# Somebody check if this is ok!

• Jun 16th 2008, 05:57 AM
lynch-mob
Somebody check if this is ok!
$\displaystyle \lim_{x\rightarrow0}\frac{-42(ln(1+x))+42x}{x^2(e^x+4)}=$

$\displaystyle \frac{-42[x-\frac{x^2}{2}+\frac{x^3}{3}...]+42x}{x^2[1+x+\frac{x^2}{2!}+\frac{x^3}{3!}+4]}=$

$\displaystyle \frac{[21x^2-14x^3...]}{[5x^2+x^3+\frac{x^4}{2!}...]}$

Division with $\displaystyle x^2$ gives

$\displaystyle \frac{21-14x...}{5+x+\frac{x^2}{2!}...}=$ and when$\displaystyle x\rightarrow0$ we get

$\displaystyle \frac{21-0}{5+0+0}=\frac{21}{5}$??
• Jun 16th 2008, 06:37 AM
flyingsquirrel
Hi

That's it. :) By the way notice that the terms $\displaystyle x^3,\,x^4,\ldots$ are useless here :

$\displaystyle \frac{-42\ln(1+x)-42x}{x^2(\exp x+4)}=\frac{-42\left(x-\frac{x^2}{2}+o(x^2)\right)+42x}{x^2(1+o(1)+4)}=\f rac{21x^2+o(x^2)}{5x^2+o(x^2)} \to \frac{21}{5}$ as $\displaystyle x\to 0$
• Jun 16th 2008, 06:38 AM
TKHunny
1) You're missing some ellipses in that horrible 2nd denominator.

2) You physically substituted x = 0 in the last step, even though you divided by x^2 a few steps earlier. This should at least make you feel a little dirty.

3) I'm not particularly fond of the 3rd numerator. All the shown coefficients are integers. Very deceptive.

4) You seem to have the idea. Good work.

5) Can you think of another way to do it? This is useful for checking things for yourself.
• Jun 16th 2008, 06:41 AM
lynch-mob
thanx
Quote:

Originally Posted by flyingsquirrel
Hi

That's it. :) By the way notice that the terms $\displaystyle x^3,\,x^4,\ldots$ are useless here :

Thanks for your check. When do they become useless. After or before the division with $\displaystyle x^2$
• Jun 16th 2008, 07:46 AM
flyingsquirrel
Quote:

Originally Posted by lynch-mob
Thanks for your check. When do they become useless. After or before the division with $\displaystyle x^2$

Before the division : When you divide by $\displaystyle x^2$ you should see that these "useless" terms tend to 0 so they do not give us any information on the limit, they shouldn't appear at all.

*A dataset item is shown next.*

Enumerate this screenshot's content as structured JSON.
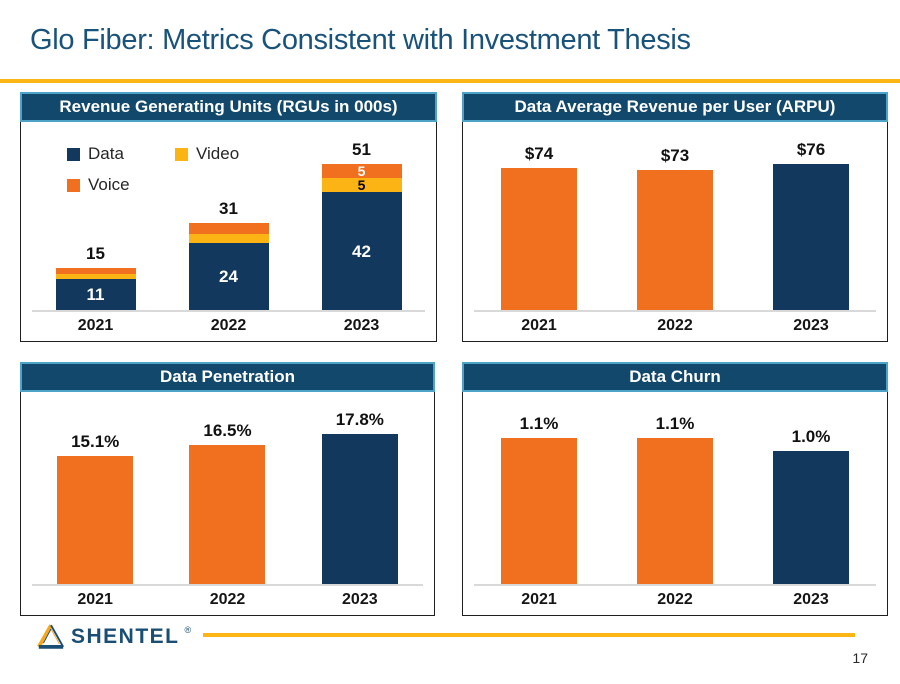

To find which terms have to be written, one can simply try several approximations starting from the one which has the lowest order :

Using $\displaystyle \ln x =x+o(x)$ gives $\displaystyle -42\ln (1+x)+42x=o(x)$ which doesn't give us any information on the limit since it is divided by $\displaystyle x^2(\exp x+4)$

Using $\displaystyle \ln x =x-\frac{x^2}{2}+o(x^2)$ gives $\displaystyle -42\ln (1+x)+42x=-\frac{x^2}{2}+o(x^2)$ which is enough to get the limit since one can give an approximation of the denominator with order two.
• Jun 16th 2008, 09:02 AM
Mathstud28
Quote:

Originally Posted by lynch-mob
$\displaystyle \lim_{x\rightarrow0}\frac{-42(ln(1+x))+42x}{x^2(e^x+4)}=$

$\displaystyle \frac{-42[x-\frac{x^2}{2}+\frac{x^3}{3}...]+42x}{x^2[1+x+\frac{x^2}{2!}+\frac{x^3}{3!}+4]}=$

$\displaystyle \frac{[21x^2-14x^3...]}{[5x^2+x^3+\frac{x^4}{2!}...]}$

Division with $\displaystyle x^2$ gives

$\displaystyle \frac{21-14x...}{5+x+\frac{x^2}{2!}...}=$ and when$\displaystyle x\rightarrow0$ we get

$\displaystyle \frac{21-0}{5+0+0}=\frac{21}{5}$??

A slight trick you could have done would be

$\displaystyle e^x+4=e^x-1+5\sim{x+5}$
It could have saved some writing